After pressure equipment (aka fixed or static equipment) is designed, fabricated, and constructed to new construction codes and standards (C/S), it is placed in-service, at which time the API In-service Inspection (ISI) C/S and ASME Post-Construction C/S begin to govern. Within the API Standards Organization, the Subcommittee on Inspection (SCI) produces and maintains most of the ISI standards that govern in the refining and chemical process industry. Also within the API, the Corrosion and Materials Subcommittee (CMSC) produced many recommended practices that are referenced in the ISI C/S. Within the ASME, the Post Construction Committee (PCC) produces and maintains most of the post construction (means the same as ISI) standards that govern equipment after it has been placed in-service.

This article shows how many of those ISI C/S are intended to work together to maintain the safety and reliability of in-service pressure equipment and piping. An important note for each reader of this article is to be cognizant of using the latest edition of each of the referenced ISI C/S. Both the API and ASME use the rigorous, standardized consensus building process outlined by the American National Standards Institute (ANSI) for formulating and publishing their respective C/S. Because of active ISI standardization programs within both societies, the latest editions of the referenced ISI C/S have some important revisions and additions that make each of the referenced ISI C/S better and more useful for the owner-user. So it’s very important that each reader have access to the latest edition of each of the referenced ISI C/S at the end of this article.

Inspection Planning

Figure 1 (15) is a simplified block diagram that shows the process for managing pressure equipment with in-service inspection (post-construction) codes and standards. As you can see, the first step after being placed in-service is the oval labeled “Risk Analysis and Inspection Planning Codes and Standards”. At this point the process begins to determine what the ISI strategy needs to be for optimum safety and reliability of the in-service pressure equipment. Within the API, this process starts with API-510 (1) and API- 570 (2) for inspection planning and execution for pressure vessels and piping respectively. These two codes provide a comprehensive plan for the in-service inspection, repair, rating, and alteration of pressure vessels and piping. But they are not stand-alone documents. Each of these codes contains references to many other ISI C/S that provide additional valuable information that will assist the owner- user in determining the optimum ISI strategy.
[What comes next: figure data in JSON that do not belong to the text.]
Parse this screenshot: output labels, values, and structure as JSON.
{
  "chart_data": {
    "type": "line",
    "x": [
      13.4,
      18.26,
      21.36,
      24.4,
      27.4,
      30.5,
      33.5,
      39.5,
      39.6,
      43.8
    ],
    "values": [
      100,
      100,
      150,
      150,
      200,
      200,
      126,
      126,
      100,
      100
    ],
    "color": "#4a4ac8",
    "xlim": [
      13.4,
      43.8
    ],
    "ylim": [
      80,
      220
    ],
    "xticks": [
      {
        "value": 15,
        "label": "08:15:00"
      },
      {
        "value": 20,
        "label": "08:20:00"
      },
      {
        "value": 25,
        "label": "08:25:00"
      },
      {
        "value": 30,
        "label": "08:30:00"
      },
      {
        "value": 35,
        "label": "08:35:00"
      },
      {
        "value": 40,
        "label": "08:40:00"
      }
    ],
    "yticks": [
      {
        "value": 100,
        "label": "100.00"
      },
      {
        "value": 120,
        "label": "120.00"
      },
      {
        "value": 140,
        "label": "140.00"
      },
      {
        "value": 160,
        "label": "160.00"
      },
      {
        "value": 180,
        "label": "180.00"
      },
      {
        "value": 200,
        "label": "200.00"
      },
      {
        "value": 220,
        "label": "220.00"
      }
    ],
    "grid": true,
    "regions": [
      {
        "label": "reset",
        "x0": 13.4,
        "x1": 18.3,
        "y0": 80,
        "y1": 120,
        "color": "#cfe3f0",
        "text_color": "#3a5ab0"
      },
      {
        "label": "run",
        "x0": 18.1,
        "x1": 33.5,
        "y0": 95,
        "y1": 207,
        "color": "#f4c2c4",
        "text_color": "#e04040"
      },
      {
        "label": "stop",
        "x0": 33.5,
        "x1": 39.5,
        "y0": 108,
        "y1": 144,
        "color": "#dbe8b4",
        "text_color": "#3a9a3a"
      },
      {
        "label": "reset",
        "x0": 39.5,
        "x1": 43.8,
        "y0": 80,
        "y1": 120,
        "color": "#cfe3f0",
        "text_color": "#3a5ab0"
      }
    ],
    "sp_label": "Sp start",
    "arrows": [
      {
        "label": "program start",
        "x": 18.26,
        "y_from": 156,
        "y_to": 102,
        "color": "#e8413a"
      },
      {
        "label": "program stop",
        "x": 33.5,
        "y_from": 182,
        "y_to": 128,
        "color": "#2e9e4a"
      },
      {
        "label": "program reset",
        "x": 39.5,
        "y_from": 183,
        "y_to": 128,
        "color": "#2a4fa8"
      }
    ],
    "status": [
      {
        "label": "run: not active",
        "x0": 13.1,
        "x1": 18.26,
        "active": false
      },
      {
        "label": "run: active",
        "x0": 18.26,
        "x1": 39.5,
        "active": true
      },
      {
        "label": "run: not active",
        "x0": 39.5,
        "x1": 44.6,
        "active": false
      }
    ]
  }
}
Figure 1: The Integration of In-Service Inspection And Repair Codes And StandardsFigure 1: The Integration of In-Service Inspection And Repair Codes And Standards

Since risk analysis is now a predominate part of inspection planning in the oil and chemical industry, both API RP 580 (3) and API RP 581 (4) are referenced in both the API 510 & 570 Codes for inspection planning. API RP 580 1st edition is currently being extensively revised and updated for the 2nd edition. The ANSI/API ballot resolution process is expected to be completed in the spring of 2009 at the API Refining Standards Meeting, with publication of the 2nd edition of API RP 580 expected near year-end 2009. This recommended practice covers all the appropriate steps for any and all RBI processes and software to follow that expect to produce quality inspection planning based on risk analysis.